The preface for the book was written by my friend Ric (That guy with the shoulder length hair I'm constantly insulting in the comic). The thing you have to understand is that like me, Ric's a former comedian, and comedians from the Pacific Northwest hated my home town, Sunnyside Washington, long before they met me. There was a one-night comedy show in my hometown that was notorious as one of the the worst gigs in a three state radius. One typical story is a friend of mine who's full-blooded Hawaiian, and was unable to get through his show because he was being harassed by a guy who didn't want to "Listen to some Mexican". He, didn't use the word Mexican though. Every comic I became friends with knew all about where I was from, and most of them asked how I survived.

So, Ric's preface is a page worth of vitriolic slander of my home town. It's quite entertaining.

I sent it to my best friend from elementary school through college. He had two responses, that pretty much sum the situation up.

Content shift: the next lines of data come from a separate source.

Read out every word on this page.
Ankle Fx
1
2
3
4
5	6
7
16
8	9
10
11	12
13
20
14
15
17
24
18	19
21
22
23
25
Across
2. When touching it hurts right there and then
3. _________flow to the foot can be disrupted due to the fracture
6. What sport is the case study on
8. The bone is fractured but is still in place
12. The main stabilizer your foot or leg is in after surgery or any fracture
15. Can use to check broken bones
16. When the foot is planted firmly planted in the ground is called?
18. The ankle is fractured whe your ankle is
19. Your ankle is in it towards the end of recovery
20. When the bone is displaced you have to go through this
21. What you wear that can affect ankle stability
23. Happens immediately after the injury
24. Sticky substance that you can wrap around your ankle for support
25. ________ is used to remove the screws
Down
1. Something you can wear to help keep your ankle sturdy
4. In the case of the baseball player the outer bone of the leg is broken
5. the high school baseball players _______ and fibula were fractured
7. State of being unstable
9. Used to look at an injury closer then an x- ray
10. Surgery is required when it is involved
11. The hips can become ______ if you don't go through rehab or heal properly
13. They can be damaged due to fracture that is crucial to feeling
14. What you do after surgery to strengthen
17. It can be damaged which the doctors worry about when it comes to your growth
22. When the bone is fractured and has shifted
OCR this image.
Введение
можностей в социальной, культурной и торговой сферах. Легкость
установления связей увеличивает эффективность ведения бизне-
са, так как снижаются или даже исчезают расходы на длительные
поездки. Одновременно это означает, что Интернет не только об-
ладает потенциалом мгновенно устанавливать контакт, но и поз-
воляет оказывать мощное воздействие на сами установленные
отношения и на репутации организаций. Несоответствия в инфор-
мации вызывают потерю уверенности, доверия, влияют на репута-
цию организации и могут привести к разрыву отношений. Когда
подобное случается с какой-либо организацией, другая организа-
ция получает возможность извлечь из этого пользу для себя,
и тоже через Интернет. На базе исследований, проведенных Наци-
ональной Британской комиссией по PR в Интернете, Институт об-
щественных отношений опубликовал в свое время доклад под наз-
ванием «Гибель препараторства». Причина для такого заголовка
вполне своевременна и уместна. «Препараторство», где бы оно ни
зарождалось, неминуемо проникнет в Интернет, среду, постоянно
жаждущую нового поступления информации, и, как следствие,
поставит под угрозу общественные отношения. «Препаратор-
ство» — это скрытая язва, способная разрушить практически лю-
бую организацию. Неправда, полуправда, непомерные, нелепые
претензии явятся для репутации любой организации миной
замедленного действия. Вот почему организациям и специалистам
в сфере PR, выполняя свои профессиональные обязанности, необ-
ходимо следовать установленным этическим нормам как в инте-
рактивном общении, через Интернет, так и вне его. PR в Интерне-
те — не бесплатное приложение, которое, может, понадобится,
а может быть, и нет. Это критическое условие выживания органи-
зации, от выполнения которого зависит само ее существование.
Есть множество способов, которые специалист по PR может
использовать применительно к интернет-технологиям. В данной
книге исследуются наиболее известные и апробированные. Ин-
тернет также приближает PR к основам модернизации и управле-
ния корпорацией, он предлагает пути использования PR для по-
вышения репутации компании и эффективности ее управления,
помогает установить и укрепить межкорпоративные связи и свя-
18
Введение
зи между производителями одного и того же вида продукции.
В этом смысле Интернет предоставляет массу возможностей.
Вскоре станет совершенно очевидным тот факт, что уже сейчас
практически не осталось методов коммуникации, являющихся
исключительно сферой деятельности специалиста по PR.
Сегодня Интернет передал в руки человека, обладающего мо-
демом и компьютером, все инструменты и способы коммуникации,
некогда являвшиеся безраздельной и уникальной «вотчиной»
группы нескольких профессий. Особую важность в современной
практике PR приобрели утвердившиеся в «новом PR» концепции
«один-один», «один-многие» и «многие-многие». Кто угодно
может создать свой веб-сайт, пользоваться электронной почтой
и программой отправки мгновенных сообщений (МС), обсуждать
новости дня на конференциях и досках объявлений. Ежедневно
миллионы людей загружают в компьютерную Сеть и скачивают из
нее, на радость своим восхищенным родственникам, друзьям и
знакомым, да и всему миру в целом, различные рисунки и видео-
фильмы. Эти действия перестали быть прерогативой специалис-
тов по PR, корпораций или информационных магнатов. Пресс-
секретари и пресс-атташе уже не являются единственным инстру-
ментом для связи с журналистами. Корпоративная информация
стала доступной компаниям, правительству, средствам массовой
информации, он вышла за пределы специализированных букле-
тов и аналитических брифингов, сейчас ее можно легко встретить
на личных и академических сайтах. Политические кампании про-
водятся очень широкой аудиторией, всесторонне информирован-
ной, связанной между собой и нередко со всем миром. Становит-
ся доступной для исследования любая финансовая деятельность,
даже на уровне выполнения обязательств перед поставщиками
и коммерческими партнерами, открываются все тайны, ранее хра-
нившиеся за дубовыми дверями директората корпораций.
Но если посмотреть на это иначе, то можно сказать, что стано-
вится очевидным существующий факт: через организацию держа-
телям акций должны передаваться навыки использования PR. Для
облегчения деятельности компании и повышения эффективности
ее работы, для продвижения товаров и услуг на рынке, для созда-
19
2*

First he thought "Sunnyside isn't that bad."

Then he thought "I can't believe I'm defending that shit-hole".

Answering questions.

Writing the most recent strip was more than a little cathartic. I'm a trainer at the moment, and often I'm forced to smash my head repeatedly against a brick wall that is masquerading as a fellow "cast member". Oddly, it's not made much better by the fact that I have personally liked pretty much everyone I've trained. When you have contempt for someone, you can let their lack of understanding go as an example of why you didn't like them to begin with. When you like and respect someone, and they refuse to understand why one part of the building is called the "North side", it begins to feel like they are either messing with you, or your initial judgment of them was disastrously faulty.

(Note, the "North Side" example is a fiction. It stands in for a different detail about my workplace that I promise you, is just as easy to grasp, and yet more than one trainee has struggled with it. The company I work for is very conscious about corporate espionage, but I figured even the most over-zealous lawyer would blanch at the idea of hauling me in for dropping the bomb-shell that part of the building may or may not "Face North".)

Now to answer a few questions:

Someone asked me if I made more money from the ads on my site, or GoComics. They wanted to know so they could send their precious clicks where they'd do me the most good.

The answer is that I won't know for sure which site makes me more money for a month or two, but I recommend viewing my strip through GoComics. Their archiving features are far superior to mine, and it wouldn't hurt me to demonstrate that people do actually read the strip.

Someone else asked if my book would be available in other countries.

The answer is that I don't know, but I'll find out as soon as I can.

Lastly, someone asked me if I've considered putting a tip jar on my site, for people who can't wait for the book and don't want a t-shirt or coffee mug.

I have considered it, but seriously, if you want to thank me for doing the strip, there are three things you can do. The firs two are the most important ones. The third is purely extra credit.

1. Keep reading.

2. Tell a friend if there's a strip you particularly like.

3. If you're really serious, please feel free to write an e-mail to your local alt-weekly paper and tell them you'd read their paper more often if you could find Basic Instructions in it.

Give a man a fish, he eats today. Get a man's comic running in your local fish-wrapper, and he eats at least once a week!